Except he knew it wasn’t something as simple as pizza that made him dream badly. It was the edginess that came from being idle. His work was still special ops, but he hadn’t gone back to being a first responder trauma paramedic. Instead, he’d signed up as a private contractor to the government, which was a decent enough adrenaline rush. Plus it suited him—or it had until six months ago, when on an assignment he’d had to jump out a second story window to avoid being shot, and had reinjured his leg.

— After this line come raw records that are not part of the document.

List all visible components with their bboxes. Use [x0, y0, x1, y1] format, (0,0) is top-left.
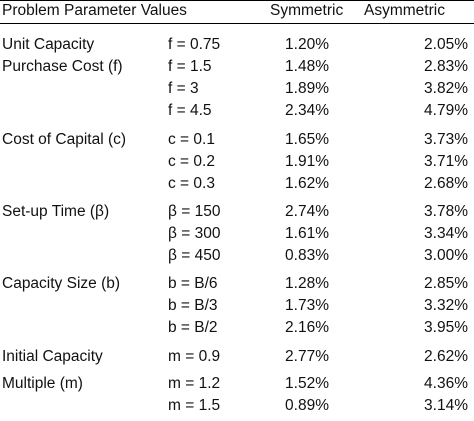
row-param: m = 1.2 — [168, 375, 221, 392]
row-asymmetric: 3.34% — [424, 225, 468, 242]
row-param: b = B/6 — [168, 275, 218, 292]
table-row: Capacity Size (b) b = B/6 1.28% 2.85% — [0, 273, 474, 295]
row-symmetric: 1.52% — [285, 375, 329, 392]
table-row: b = B/3 1.73% 3.32% — [0, 295, 474, 317]
row-symmetric: 0.83% — [285, 247, 329, 264]
row-param: c = 0.2 — [168, 153, 215, 170]
row-asymmetric: 3.78% — [424, 203, 468, 220]
row-param: β = 300 — [168, 225, 221, 242]
row-symmetric: 1.73% — [285, 297, 329, 314]
row-param: m = 1.5 — [168, 397, 221, 414]
header-asymmetric: Asymmetric — [364, 2, 445, 19]
row-symmetric: 2.74% — [285, 203, 329, 220]
row-asymmetric: 4.79% — [424, 102, 468, 119]
row-asymmetric: 2.85% — [424, 275, 468, 292]
table-row: f = 3 1.89% 3.82% — [0, 78, 474, 100]
table-row: m = 1.5 0.89% 3.14% — [0, 395, 474, 417]
row-label: Capacity Size (b) — [2, 275, 121, 292]
row-param: f = 3 — [168, 80, 199, 97]
row-asymmetric: 3.71% — [424, 153, 468, 170]
row-param: β = 450 — [168, 247, 221, 264]
row-asymmetric: 3.82% — [424, 80, 468, 97]
row-param: c = 0.1 — [168, 131, 215, 148]
table-row: b = B/2 2.16% 3.95% — [0, 317, 474, 339]
header-symmetric: Symmetric — [270, 2, 344, 19]
row-asymmetric: 3.32% — [424, 297, 468, 314]
row-param: f = 4.5 — [168, 102, 212, 119]
row-symmetric: 2.34% — [285, 102, 329, 119]
row-asymmetric: 2.83% — [424, 58, 468, 75]
top-rule — [0, 0, 474, 1]
row-symmetric: 1.48% — [285, 58, 329, 75]
row-label: Initial Capacity — [2, 348, 103, 365]
row-symmetric: 2.77% — [285, 348, 329, 365]
table-row: c = 0.2 1.91% 3.71% — [0, 151, 474, 173]
row-param: m = 0.9 — [168, 348, 221, 365]
row-label: Set-up Time (β) — [2, 203, 110, 220]
row-symmetric: 1.89% — [285, 80, 329, 97]
row-asymmetric: 2.05% — [424, 36, 468, 53]
row-asymmetric: 2.62% — [424, 348, 468, 365]
row-symmetric: 1.61% — [285, 225, 329, 242]
table-row: c = 0.3 1.62% 2.68% — [0, 173, 474, 195]
table-row: Initial Capacity m = 0.9 2.77% 2.62% — [0, 346, 474, 368]
table-row: Unit Capacity f = 0.75 1.20% 2.05% — [0, 34, 474, 56]
row-symmetric: 1.20% — [285, 36, 329, 53]
row-label: Unit Capacity — [2, 36, 95, 53]
header-row: Problem Parameter Values Symmetric Asymm… — [0, 0, 474, 22]
row-label: Purchase Cost (f) — [2, 58, 123, 75]
row-asymmetric: 4.36% — [424, 375, 468, 392]
row-param: b = B/2 — [168, 319, 218, 336]
row-symmetric: 1.91% — [285, 153, 329, 170]
row-asymmetric: 3.00% — [424, 247, 468, 264]
row-param: β = 150 — [168, 203, 221, 220]
table-row: β = 300 1.61% 3.34% — [0, 223, 474, 245]
table-row: Cost of Capital (c) c = 0.1 1.65% 3.73% — [0, 129, 474, 151]
header-rule — [0, 23, 474, 24]
row-symmetric: 1.62% — [285, 175, 329, 192]
table-row: Set-up Time (β) β = 150 2.74% 3.78% — [0, 201, 474, 223]
row-symmetric: 1.28% — [285, 275, 329, 292]
row-asymmetric: 2.68% — [424, 175, 468, 192]
row-param: f = 1.5 — [168, 58, 212, 75]
row-asymmetric: 3.73% — [424, 131, 468, 148]
row-label: Cost of Capital (c) — [2, 131, 127, 148]
row-asymmetric: 3.14% — [424, 397, 468, 414]
row-symmetric: 0.89% — [285, 397, 329, 414]
row-symmetric: 1.65% — [285, 131, 329, 148]
header-parameter: Problem Parameter Values — [2, 2, 187, 19]
table-row: f = 4.5 2.34% 4.79% — [0, 100, 474, 122]
row-symmetric: 2.16% — [285, 319, 329, 336]
row-param: b = B/3 — [168, 297, 218, 314]
table-row: Multiple (m) m = 1.2 1.52% 4.36% — [0, 373, 474, 395]
row-param: f = 0.75 — [168, 36, 221, 53]
table-row: Purchase Cost (f) f = 1.5 1.48% 2.83% — [0, 56, 474, 78]
row-param: c = 0.3 — [168, 175, 215, 192]
row-label: Multiple (m) — [2, 375, 83, 392]
row-asymmetric: 3.95% — [424, 319, 468, 336]
table-row: β = 450 0.83% 3.00% — [0, 245, 474, 267]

Stretching that leg now, he winced. He wanted to get back to his job. Needed to get back. But he also needed clearance from his doctor first. Pulling on a pair of jeans, he snagged a shirt off the back of a chair and left the room as the storm railed around outside. He made his way through the big and nearly empty house he’d rented for the duration, heading to the garage. A fast drive in the middle of the night would have to do, and maybe a quick stop at the all-night diner.

But this first.

Flipping on the lights, Ty sucked in a deep, calming breath of air heavy with the smells of motor oil, well-greased tools, and rubber tires. On the left sat a ’72 GMC Jimmy, a rebuild job he’d picked up on the fly. He didn’t need the money. As it turned out, special ops talents were well-compensated these days, but the repair work was a welcome diversion from his problems.

The ’68 Shelby Mustang on the right wasn’t a side job. She was his baby, and she was calling to him. He kicked the mechanic’s creeper from against the wall toward the classic muscle car. Lowering himself onto the cart with a grimace of pain, Ty rolled beneath the car, shoving down his problems, denying them, avoiding them.